Semaraknya agenda mingguan ini menjadi ladang penghasilan bagi banyak orang.
Para pekerja yang biasa bekerja di bawah tekanan juga ikut senang dalam
menikmati akhir pekan bersama keluarga.
Hentakan langkah
kaki silih berganti menapak jalanan hitam. Senyum tawa terpampang nyata di
setiap eloknya wajah, membuat pagi ini begitu indah. Para pedagang pun tak mau
kalah dalam menjajakan dagangannya. Semanggi khas Surabaya sebagai hidangan
pembuka cukup memuaskan para pengunjung yang belum pernah mencicipinya.

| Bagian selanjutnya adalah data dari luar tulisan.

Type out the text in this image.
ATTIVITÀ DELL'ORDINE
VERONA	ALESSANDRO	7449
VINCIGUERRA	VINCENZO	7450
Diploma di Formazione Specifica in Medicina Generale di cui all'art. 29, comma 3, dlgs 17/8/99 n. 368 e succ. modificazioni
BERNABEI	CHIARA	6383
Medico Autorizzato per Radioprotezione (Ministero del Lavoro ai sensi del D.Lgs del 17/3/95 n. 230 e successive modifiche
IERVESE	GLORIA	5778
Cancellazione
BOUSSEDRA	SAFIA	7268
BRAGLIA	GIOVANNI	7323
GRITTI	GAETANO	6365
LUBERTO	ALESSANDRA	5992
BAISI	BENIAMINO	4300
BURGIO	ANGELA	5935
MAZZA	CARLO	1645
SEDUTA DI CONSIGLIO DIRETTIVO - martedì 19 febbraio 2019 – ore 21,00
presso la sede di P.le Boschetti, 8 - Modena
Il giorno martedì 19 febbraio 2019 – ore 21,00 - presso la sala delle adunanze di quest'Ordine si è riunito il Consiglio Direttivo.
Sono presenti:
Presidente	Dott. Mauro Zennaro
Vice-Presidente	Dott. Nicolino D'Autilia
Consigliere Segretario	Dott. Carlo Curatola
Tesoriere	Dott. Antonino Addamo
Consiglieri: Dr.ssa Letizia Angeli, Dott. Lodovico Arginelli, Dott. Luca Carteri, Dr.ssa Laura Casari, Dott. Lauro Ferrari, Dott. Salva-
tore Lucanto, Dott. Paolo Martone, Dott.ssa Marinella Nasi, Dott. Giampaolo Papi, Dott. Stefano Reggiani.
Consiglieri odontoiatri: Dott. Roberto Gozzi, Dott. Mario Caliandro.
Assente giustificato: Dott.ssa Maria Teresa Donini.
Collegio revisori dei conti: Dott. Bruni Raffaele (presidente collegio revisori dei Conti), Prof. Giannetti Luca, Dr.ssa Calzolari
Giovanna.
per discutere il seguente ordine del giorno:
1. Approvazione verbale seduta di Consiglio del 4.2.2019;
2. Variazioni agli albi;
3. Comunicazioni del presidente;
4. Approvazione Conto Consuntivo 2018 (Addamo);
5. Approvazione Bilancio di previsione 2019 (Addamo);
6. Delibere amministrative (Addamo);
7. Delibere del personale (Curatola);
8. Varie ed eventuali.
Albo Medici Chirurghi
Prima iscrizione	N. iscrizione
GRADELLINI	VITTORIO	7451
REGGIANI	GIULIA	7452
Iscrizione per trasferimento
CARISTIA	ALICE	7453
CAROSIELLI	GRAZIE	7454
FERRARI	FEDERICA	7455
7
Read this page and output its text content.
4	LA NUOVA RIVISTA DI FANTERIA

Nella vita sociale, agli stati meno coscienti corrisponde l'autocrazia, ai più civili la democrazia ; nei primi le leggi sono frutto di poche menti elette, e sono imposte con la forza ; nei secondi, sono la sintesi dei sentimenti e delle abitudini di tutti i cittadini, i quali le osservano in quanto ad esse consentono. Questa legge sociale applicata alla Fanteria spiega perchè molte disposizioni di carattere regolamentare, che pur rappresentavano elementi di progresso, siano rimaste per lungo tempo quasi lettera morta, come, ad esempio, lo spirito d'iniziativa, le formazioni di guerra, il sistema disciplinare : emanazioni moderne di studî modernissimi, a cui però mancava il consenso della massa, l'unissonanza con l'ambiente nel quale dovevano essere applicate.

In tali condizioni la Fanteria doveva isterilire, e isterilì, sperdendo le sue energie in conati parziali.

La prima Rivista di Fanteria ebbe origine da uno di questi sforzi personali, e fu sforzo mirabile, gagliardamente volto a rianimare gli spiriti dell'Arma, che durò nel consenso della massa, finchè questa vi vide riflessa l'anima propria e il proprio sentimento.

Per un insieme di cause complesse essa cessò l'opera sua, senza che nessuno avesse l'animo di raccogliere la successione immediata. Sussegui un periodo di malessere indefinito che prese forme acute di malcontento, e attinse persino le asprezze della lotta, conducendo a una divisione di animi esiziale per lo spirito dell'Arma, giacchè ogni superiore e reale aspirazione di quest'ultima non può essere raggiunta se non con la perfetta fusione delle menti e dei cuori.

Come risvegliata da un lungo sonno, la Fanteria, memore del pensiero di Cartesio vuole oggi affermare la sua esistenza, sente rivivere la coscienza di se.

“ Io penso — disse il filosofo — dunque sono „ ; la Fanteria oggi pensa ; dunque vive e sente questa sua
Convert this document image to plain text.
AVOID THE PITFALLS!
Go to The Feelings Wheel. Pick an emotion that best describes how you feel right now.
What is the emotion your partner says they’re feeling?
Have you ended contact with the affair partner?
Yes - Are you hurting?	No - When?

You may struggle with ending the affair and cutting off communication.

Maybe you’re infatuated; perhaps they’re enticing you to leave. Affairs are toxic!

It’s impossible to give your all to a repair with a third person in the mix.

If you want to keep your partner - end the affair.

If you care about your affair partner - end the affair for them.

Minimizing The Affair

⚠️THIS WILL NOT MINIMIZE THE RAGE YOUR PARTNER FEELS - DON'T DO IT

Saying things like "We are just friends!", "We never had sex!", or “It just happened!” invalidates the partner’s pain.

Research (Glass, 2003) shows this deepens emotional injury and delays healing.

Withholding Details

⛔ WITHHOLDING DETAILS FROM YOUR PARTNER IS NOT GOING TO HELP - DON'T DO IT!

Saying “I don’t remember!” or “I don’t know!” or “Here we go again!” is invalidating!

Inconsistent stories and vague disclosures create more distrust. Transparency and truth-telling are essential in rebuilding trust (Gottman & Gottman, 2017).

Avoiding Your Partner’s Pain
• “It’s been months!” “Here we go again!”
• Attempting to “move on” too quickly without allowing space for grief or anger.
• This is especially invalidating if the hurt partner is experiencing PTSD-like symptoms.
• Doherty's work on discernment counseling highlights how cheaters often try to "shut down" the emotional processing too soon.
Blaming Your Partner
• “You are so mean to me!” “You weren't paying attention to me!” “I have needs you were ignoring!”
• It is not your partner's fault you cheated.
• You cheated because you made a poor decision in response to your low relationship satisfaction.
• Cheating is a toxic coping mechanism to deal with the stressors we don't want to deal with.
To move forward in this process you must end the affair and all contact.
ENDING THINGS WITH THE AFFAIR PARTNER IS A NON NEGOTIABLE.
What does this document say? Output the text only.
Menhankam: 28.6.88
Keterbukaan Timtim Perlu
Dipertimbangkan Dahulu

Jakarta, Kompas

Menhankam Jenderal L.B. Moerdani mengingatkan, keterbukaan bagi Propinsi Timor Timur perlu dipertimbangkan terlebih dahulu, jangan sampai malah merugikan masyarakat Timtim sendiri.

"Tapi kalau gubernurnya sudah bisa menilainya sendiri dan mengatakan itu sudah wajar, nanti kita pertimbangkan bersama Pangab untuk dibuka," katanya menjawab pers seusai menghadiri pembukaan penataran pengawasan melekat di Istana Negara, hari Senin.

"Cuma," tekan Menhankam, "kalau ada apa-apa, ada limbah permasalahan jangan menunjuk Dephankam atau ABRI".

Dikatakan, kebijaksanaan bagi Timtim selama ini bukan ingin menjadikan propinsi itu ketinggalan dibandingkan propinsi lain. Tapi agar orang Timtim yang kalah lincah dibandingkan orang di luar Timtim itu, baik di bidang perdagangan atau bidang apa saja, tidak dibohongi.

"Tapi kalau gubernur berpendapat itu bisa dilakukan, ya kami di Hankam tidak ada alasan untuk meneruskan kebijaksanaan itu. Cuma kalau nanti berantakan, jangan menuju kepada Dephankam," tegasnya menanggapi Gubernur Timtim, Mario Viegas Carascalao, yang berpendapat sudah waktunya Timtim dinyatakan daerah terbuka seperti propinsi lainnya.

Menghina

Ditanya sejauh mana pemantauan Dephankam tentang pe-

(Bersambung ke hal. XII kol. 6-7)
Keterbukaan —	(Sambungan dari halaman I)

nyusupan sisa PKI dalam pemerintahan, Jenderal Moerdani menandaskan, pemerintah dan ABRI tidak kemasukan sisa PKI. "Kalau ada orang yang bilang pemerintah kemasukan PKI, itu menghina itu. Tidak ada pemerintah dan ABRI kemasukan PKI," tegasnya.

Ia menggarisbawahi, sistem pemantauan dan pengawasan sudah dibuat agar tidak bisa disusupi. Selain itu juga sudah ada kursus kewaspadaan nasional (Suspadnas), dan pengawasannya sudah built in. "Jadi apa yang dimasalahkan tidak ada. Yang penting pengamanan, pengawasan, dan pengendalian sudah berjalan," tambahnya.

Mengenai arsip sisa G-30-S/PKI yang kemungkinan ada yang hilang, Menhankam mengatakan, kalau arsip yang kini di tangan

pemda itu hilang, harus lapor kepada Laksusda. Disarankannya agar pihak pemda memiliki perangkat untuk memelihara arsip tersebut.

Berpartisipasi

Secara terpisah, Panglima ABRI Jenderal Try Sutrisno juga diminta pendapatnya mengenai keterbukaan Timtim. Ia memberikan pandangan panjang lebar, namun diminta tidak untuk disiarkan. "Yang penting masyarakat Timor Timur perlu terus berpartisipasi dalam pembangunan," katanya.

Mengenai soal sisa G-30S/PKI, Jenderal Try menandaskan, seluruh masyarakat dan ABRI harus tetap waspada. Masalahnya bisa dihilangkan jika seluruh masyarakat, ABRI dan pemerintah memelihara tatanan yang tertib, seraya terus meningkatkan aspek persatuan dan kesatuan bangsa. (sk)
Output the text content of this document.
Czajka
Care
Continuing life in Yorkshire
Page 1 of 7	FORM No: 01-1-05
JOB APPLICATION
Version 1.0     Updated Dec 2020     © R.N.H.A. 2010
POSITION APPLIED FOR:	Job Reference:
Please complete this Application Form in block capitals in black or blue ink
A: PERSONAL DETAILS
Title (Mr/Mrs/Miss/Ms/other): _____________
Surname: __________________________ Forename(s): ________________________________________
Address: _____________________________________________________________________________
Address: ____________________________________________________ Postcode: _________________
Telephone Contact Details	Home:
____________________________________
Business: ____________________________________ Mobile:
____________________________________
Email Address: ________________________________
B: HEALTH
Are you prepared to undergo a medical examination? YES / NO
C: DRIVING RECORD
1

Hiburan
topeng monyet pun berlomba memeriahkan minggu pagi.
Saya ditemani oleh
sahabat Syamsuri pagi ini. Ingin rasanya bertemu dengan sahabat Nathan. Namun,
kami lupa bahwa hari ini adalah hari besar bagi agamanya. Kami pun
menghormatinya tanpa mengurangi persahabatan kami. Di sela-sela riuhnya suasana
pagi ini, ada sebuah stan yang asing bagi kami. Tanpa ragu kami mendekatinya
dan ternyata ini adalah stan spiritualitas Kristen. Karena terlanjur datang,
kami tidak segera kembali tetapi mencoba berinteraksi dengan menggunakan bahasa
Inggris. Tiada rotan akar pun jadi. Sebagai warga negara yang baik kita harus
saling menghormati apalagi di tanah Nusantara, di mana kekerasan tidak
diizinkan untuk tumbuh subur.
Puas menikmati
kemeriahan tempat ini, kami bergeser menuju Kampoeng Ilmu, tempat buku-buku
bekas, tentu yang masih layak pakai. Secara pribadi tidak ada tujuan khusus,
saya hanya mengantarkan sahabat Syamsuri untuk mencarikan buku adik-adiknya.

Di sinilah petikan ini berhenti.